Security as part of the cultural fabric
The lack of cybersecurity is not a technology issue as much as a cultural and education issue. As it was in the early days of backup, many organizations today don’t pay attention to security until something bad happens. But the pendulum is swinging.
The culture at the top of the organization is changing – partly as a sign of the times, partly because they are being told they have to make security a priority. It’s no longer acceptable for a CEO to focus on innovation, putting security on the backburner.
Employee awareness and communication needs to be woven into an organization’s security fabric.

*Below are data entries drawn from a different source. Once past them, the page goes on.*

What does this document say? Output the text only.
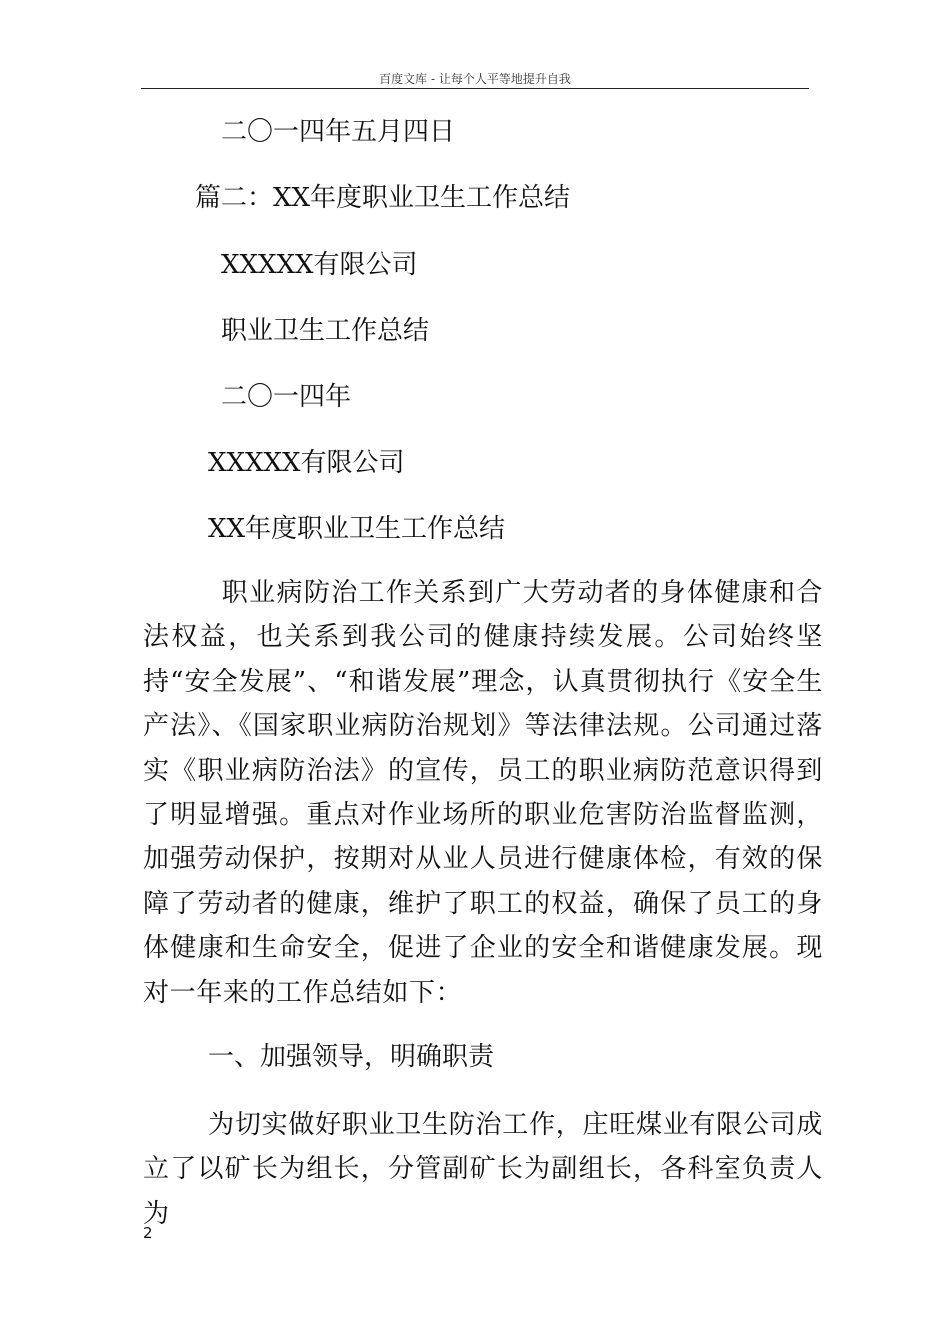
百度文库 - 让每个人平等地提升自我
二〇一四年五月四日
篇二：XX年度职业卫生工作总结
XXXXX有限公司
职业卫生工作总结
二〇一四年
XXXXX有限公司
XX年度职业卫生工作总结
职业病防治工作关系到广大劳动者的身体健康和合法权益，也关系到我公司的健康持续发展。公司始终坚持“安全发展”、“和谐发展”理念，认真贯彻执行《安全生产法》、《国家职业病防治规划》等法律法规。公司通过落实《职业病防治法》的宣传，员工的职业病防范意识得到了明显增强。重点对作业场所的职业危害防治监督监测，加强劳动保护，按期对从业人员进行健康体检，有效的保障了劳动者的健康，维护了职工的权益，确保了员工的身体健康和生命安全，促进了企业的安全和谐健康发展。现对一年来的工作总结如下：
一、加强领导，明确职责
为切实做好职业卫生防治工作，庄旺煤业有限公司成立了以矿长为组长，分管副矿长为副组长，各科室负责人为
2
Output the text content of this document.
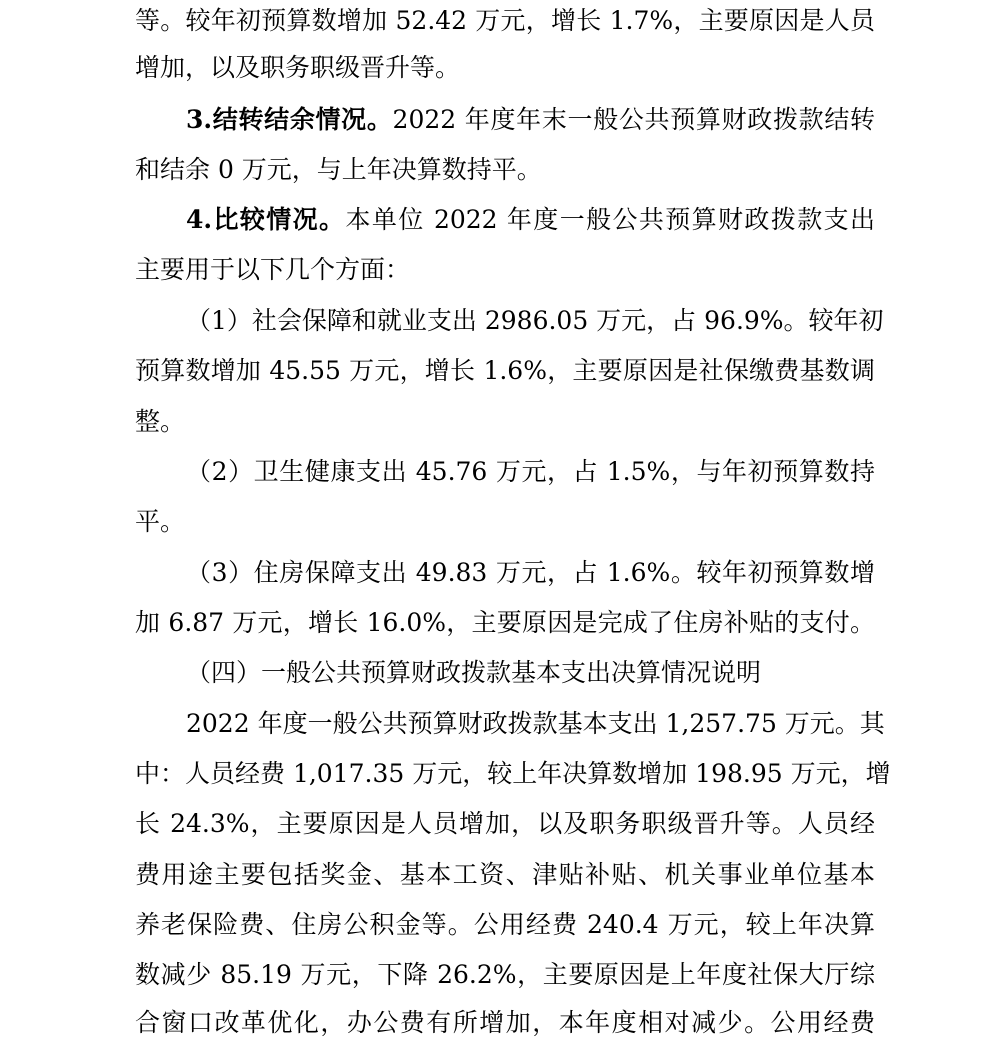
等。较年初预算数增加 52.42 万元，增长 1.7%，主要原因是人员
增加，以及职务职级晋升等。
3.结转结余情况。2022 年度年末一般公共预算财政拨款结转
和结余 0 万元，与上年决算数持平。
4.比较情况。本单位 2022 年度一般公共预算财政拨款支出
主要用于以下几个方面：
（1）社会保障和就业支出 2986.05 万元，占 96.9%。较年初
预算数增加 45.55 万元，增长 1.6%，主要原因是社保缴费基数调
整。
（2）卫生健康支出 45.76 万元，占 1.5%，与年初预算数持
平。
（3）住房保障支出 49.83 万元，占 1.6%。较年初预算数增
加 6.87 万元，增长 16.0%，主要原因是完成了住房补贴的支付。
（四）一般公共预算财政拨款基本支出决算情况说明
2022 年度一般公共预算财政拨款基本支出 1,257.75 万元。其
中：人员经费 1,017.35 万元，较上年决算数增加 198.95 万元，增
长 24.3%，主要原因是人员增加，以及职务职级晋升等。人员经
费用途主要包括奖金、基本工资、津贴补贴、机关事业单位基本
养老保险费、住房公积金等。公用经费 240.4 万元，较上年决算
数减少 85.19 万元，下降 26.2%，主要原因是上年度社保大厅综
合窗口改革优化，办公费有所增加，本年度相对减少。公用经费
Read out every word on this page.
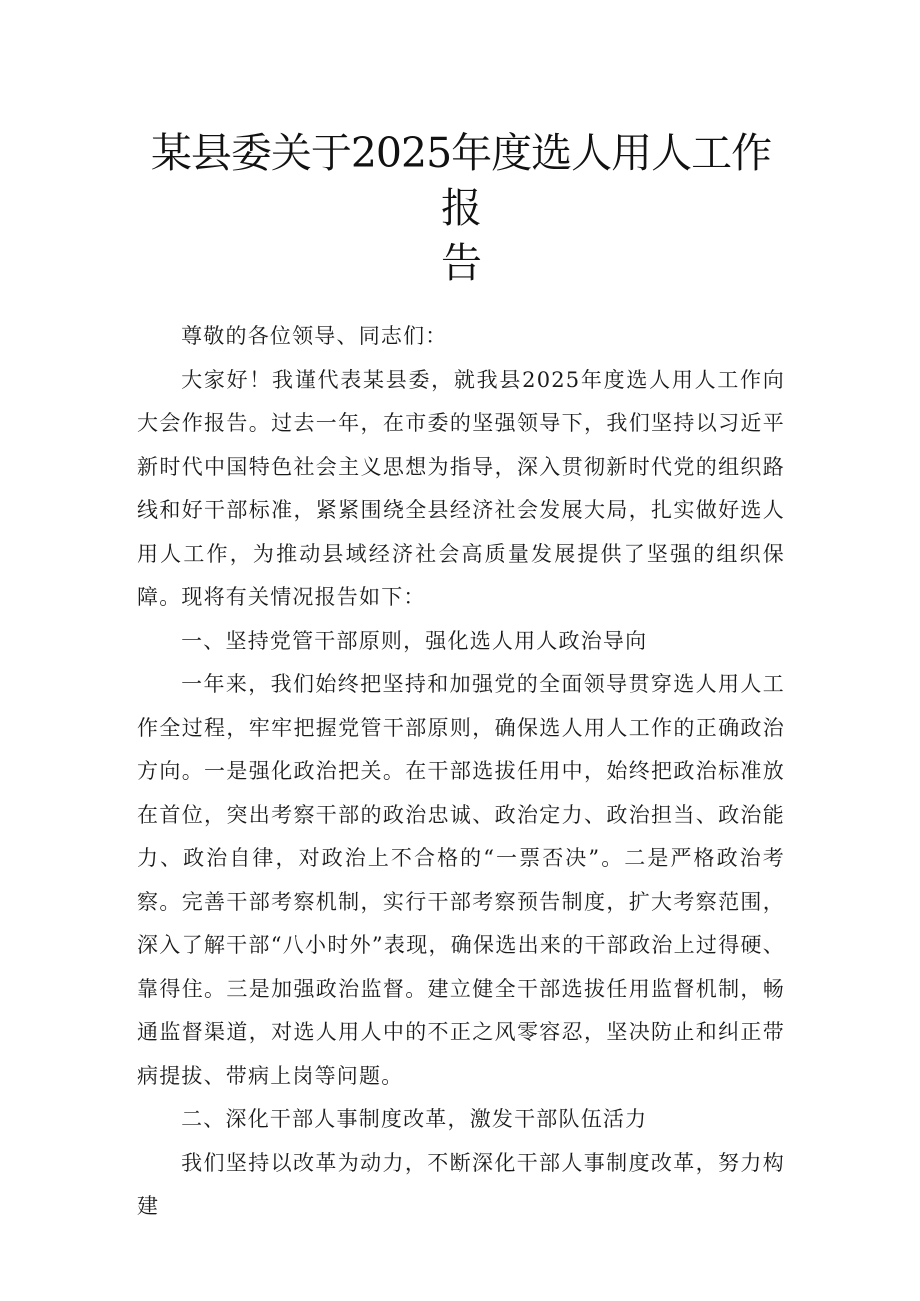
某县委关于2025年度选人用人工作报
告

尊敬的各位领导、同志们：

大家好！我谨代表某县委，就我县2025年度选人用人工作向大会作报告。过去一年，在市委的坚强领导下，我们坚持以习近平新时代中国特色社会主义思想为指导，深入贯彻新时代党的组织路线和好干部标准，紧紧围绕全县经济社会发展大局，扎实做好选人用人工作，为推动县域经济社会高质量发展提供了坚强的组织保障。现将有关情况报告如下：

一、坚持党管干部原则，强化选人用人政治导向

一年来，我们始终把坚持和加强党的全面领导贯穿选人用人工作全过程，牢牢把握党管干部原则，确保选人用人工作的正确政治方向。一是强化政治把关。在干部选拔任用中，始终把政治标准放在首位，突出考察干部的政治忠诚、政治定力、政治担当、政治能力、政治自律，对政治上不合格的“一票否决”。二是严格政治考察。完善干部考察机制，实行干部考察预告制度，扩大考察范围，深入了解干部“八小时外”表现，确保选出来的干部政治上过得硬、靠得住。三是加强政治监督。建立健全干部选拔任用监督机制，畅通监督渠道，对选人用人中的不正之风零容忍，坚决防止和纠正带病提拔、带病上岗等问题。

二、深化干部人事制度改革，激发干部队伍活力

我们坚持以改革为动力，不断深化干部人事制度改革，努力构建
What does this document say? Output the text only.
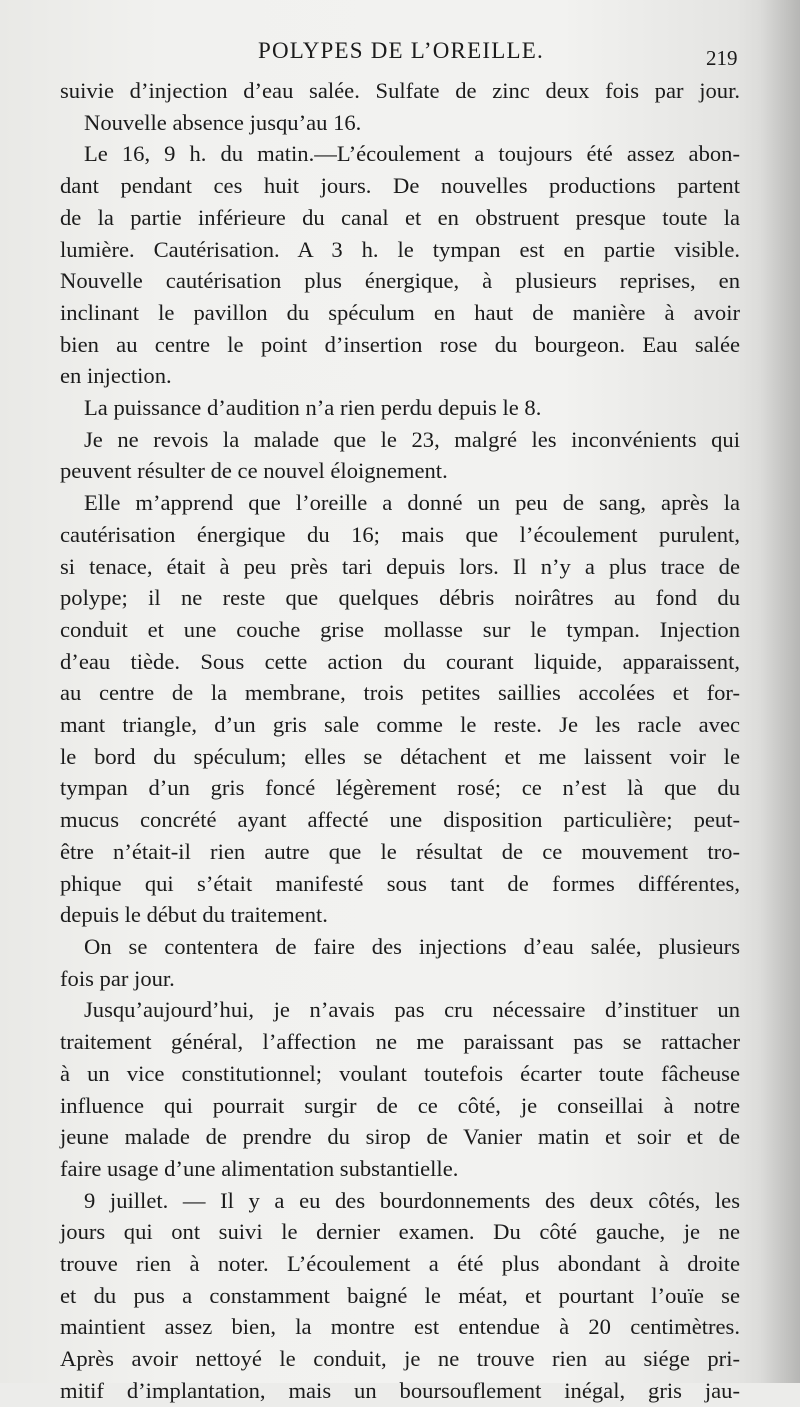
POLYPES DE L’OREILLE.	219

suivie d’injection d’eau salée. Sulfate de zinc deux fois par jour.
Nouvelle absence jusqu’au 16.

Le 16, 9 h. du matin.—L’écoulement a toujours été assez abon-
dant pendant ces huit jours. De nouvelles productions partent
de la partie inférieure du canal et en obstruent presque toute la
lumière. Cautérisation. A 3 h. le tympan est en partie visible.
Nouvelle cautérisation plus énergique, à plusieurs reprises, en
inclinant le pavillon du spéculum en haut de manière à avoir
bien au centre le point d’insertion rose du bourgeon. Eau salée
en injection.

La puissance d’audition n’a rien perdu depuis le 8.

Je ne revois la malade que le 23, malgré les inconvénients qui
peuvent résulter de ce nouvel éloignement.

Elle m’apprend que l’oreille a donné un peu de sang, après la
cautérisation énergique du 16; mais que l’écoulement purulent,
si tenace, était à peu près tari depuis lors. Il n’y a plus trace de
polype; il ne reste que quelques débris noirâtres au fond du
conduit et une couche grise mollasse sur le tympan. Injection
d’eau tiède. Sous cette action du courant liquide, apparaissent,
au centre de la membrane, trois petites saillies accolées et for-
mant triangle, d’un gris sale comme le reste. Je les racle avec
le bord du spéculum; elles se détachent et me laissent voir le
tympan d’un gris foncé légèrement rosé; ce n’est là que du
mucus concrété ayant affecté une disposition particulière; peut-
être n’était-il rien autre que le résultat de ce mouvement tro-
phique qui s’était manifesté sous tant de formes différentes,
depuis le début du traitement.

On se contentera de faire des injections d’eau salée, plusieurs
fois par jour.

Jusqu’aujourd’hui, je n’avais pas cru nécessaire d’instituer un
traitement général, l’affection ne me paraissant pas se rattacher
à un vice constitutionnel; voulant toutefois écarter toute fâcheuse
influence qui pourrait surgir de ce côté, je conseillai à notre
jeune malade de prendre du sirop de Vanier matin et soir et de
faire usage d’une alimentation substantielle.

9 juillet. — Il y a eu des bourdonnements des deux côtés, les
jours qui ont suivi le dernier examen. Du côté gauche, je ne
trouve rien à noter. L’écoulement a été plus abondant à droite
et du pus a constamment baigné le méat, et pourtant l’ouïe se
maintient assez bien, la montre est entendue à 20 centimètres.
Après avoir nettoyé le conduit, je ne trouve rien au siége pri-
mitif d’implantation, mais un boursouflement inégal, gris jau-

Beyond a basic understanding of the threat landscape, employees need to have guidance on acceptable behavior, risk identification, and reporting.
Takeaway: As you protect your users and your IP, you can’t prevent them from doing their job.
Automation as an enabler
With finite time, money and staff, there was widespread agreement on the need to take advantage of advances in machine learning, specifically for incident response and detection. While it’s important to maintain a balance of innovation with security, this can be achieved by having the right controls and machine learning/artificial intelligence in place. Technology enables people to respond and identify threats as they happen.
Takeaway: Innovation doesn’t have to be sacrificed for security; security should also be a business enabler.
What about the Cloud?
The cloud presents many compelling use cases for organizations and can be quickly deployed with just a credit card. Yet, with that agility and access come many new ways for data to be mishandled, leaked or sent to other locations.
As business groups have more access to cloud applications, there needs to be a heightened awareness of the risk this new access presents. Configuration issues are an issue for many organizations – users can unintentionally expose data setting off myriad of unintended consequences.
Often with the cloud, security is not top of mind – or wrongly assumed to be “baked in” to the cloud service being consumed. Consider the cloud as is another data center – you just don’t own the infrastructure. This means whatever your security practices, policies, procedures and controls are, you have to be able to extend those into the cloud.
Takeaway: You can’t abdicate security responsibility by moving resources to the cloud. Monitoring and visibility is key.